É inegável que nossa matriz energética esteja em um processo de diversificação positiva, com o aumento de eólicas, solares e biomassa. O meio ambiente agradece. Mas ainda é pouco. Implacável, o tempo se vinga dos maus tratos causados pelo homem e se recusa a fazer chover onde precisa, já que ainda temos 60% de nossa energia dependente das hidrelétricas. A estiagem obriga as termelétricas – mais poluentes e caras – a entrarem em cena, causando danos financeiros e ambientais ao país e ainda assim, não garantirão luz ao final do túnel.

Nesse cenário temos a tentativa de gerir uma crise que não precisava existir.A regulação do setor elétrico brasileiro tem por base a oferta de energia sempre estar preparada para a demanda. E o consumo, para a grande maioria dos clientes, sempre foi cobrado pelo volume consumido, independente da fonte ou horário: é a tarifa vezes o quilowatt-hora (kWh).

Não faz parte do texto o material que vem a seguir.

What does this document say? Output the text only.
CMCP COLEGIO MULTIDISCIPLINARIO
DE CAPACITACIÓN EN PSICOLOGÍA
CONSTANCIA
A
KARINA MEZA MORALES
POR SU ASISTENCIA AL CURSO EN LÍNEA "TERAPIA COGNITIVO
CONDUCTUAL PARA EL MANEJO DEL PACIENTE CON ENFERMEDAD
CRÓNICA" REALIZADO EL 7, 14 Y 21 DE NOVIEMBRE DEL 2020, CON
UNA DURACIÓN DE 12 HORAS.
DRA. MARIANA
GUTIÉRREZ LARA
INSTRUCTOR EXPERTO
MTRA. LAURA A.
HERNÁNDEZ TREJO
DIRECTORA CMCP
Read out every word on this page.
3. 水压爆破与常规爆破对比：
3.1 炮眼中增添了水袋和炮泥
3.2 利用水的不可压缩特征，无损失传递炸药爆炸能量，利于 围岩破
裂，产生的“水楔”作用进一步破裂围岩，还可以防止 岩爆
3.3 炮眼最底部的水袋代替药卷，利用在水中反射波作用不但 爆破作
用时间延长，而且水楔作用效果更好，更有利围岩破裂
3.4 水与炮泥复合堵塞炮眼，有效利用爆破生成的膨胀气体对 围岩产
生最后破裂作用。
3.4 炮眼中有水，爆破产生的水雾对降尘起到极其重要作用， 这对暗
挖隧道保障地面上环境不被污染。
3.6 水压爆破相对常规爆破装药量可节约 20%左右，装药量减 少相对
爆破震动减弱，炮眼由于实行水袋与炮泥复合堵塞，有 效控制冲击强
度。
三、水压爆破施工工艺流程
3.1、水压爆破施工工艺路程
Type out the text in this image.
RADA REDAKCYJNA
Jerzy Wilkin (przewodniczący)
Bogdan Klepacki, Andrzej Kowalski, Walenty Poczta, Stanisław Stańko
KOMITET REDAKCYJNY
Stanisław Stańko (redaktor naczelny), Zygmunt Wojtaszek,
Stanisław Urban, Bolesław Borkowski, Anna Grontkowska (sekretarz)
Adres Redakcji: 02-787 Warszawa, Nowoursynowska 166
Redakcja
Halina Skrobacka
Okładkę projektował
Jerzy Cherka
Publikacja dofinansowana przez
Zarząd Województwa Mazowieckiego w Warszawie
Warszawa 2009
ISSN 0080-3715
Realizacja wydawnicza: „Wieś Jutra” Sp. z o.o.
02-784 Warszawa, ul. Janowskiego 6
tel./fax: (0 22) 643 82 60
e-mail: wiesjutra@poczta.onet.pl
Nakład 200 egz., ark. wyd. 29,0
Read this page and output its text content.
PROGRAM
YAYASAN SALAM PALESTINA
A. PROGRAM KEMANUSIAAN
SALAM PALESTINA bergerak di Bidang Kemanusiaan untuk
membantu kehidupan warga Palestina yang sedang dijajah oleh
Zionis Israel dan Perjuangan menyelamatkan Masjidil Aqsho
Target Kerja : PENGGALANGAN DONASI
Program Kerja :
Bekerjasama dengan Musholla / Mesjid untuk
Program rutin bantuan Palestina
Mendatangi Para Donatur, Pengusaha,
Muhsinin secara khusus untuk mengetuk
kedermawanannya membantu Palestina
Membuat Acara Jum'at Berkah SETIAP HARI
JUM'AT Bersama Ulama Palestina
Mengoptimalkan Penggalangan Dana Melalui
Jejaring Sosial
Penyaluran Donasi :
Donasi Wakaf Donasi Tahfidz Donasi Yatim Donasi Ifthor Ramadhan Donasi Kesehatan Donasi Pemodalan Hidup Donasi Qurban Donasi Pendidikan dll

Essa estrutura de cobrança fez com que a maior parte dos consumidores passasse a apresentar hábitos ruins, concentrando o uso de aparelhos elétricos ao longo da tarde e início da noite, e não de acordo com a disponibilidade de energia.

Em boa parte das casas brasileiras a variação de consumo chega a 40% do gasto médio diário, com picos de 78.000 MWm e madrugadas em torno de 52.500 MWm. A concentração de consumo é ruim porque todo o sistema elétrico precisa ser dimensionado para suportar o pico, demandando investimentos em ativos ociosos com custos repassados na tarifa de energia.

Para o consumidor mudar seus hábitos, ele deve ser comunicado de forma clara e é preciso uma revisão completa no modelo de tarifa de energia, com a medição ocorrendo a cada hora. Isto é possível através da adoção de medidores inteligentes de energia. E a implementação desta tecnologia no país está atrasada.

Enquanto na Ásia há mais de 700 milhões de medidores inteligentes instalados, na Europa, há mais de 120 milhões e nos Estados Unidos, mais de 100 milhões. Já no Brasil existem apenas 3 milhões em operação, e mais da metade deles sequer permite a medição de consumo a cada hora.

A maioria dos países desenvolvidos tem o objetivo de ter ao menos 80% dos consumidores atendidos com medidores inteligentes a partir deste ano.

Por aqui podemos aproveitar a crise para acelerar um programa de medição inteligente para ao menos 50% do consumo em baixa tensão, iniciando pelos maiores clientes.

A visão precisa ser ampla, passando pelo processo industrial, pelas barreiras de especificações técnicas e comerciais, e pela rápida implantação de sistemas de comunicação. Com acesso aos dados o consumidor vai receber prêmio por fazer algo bom para ele e para todos. São benefícios individuais que promovem ganhos coletivos.

Na busca por eficiência é primordial o estabelecimento de preços condizentes com o custo da fonte de geração de energia, que reflitam com precisão a realidade operativa, se estão sendo usadas usinas caras ou baratas. Somente assim é possível induzir comportamentos eficientes e o uso racional.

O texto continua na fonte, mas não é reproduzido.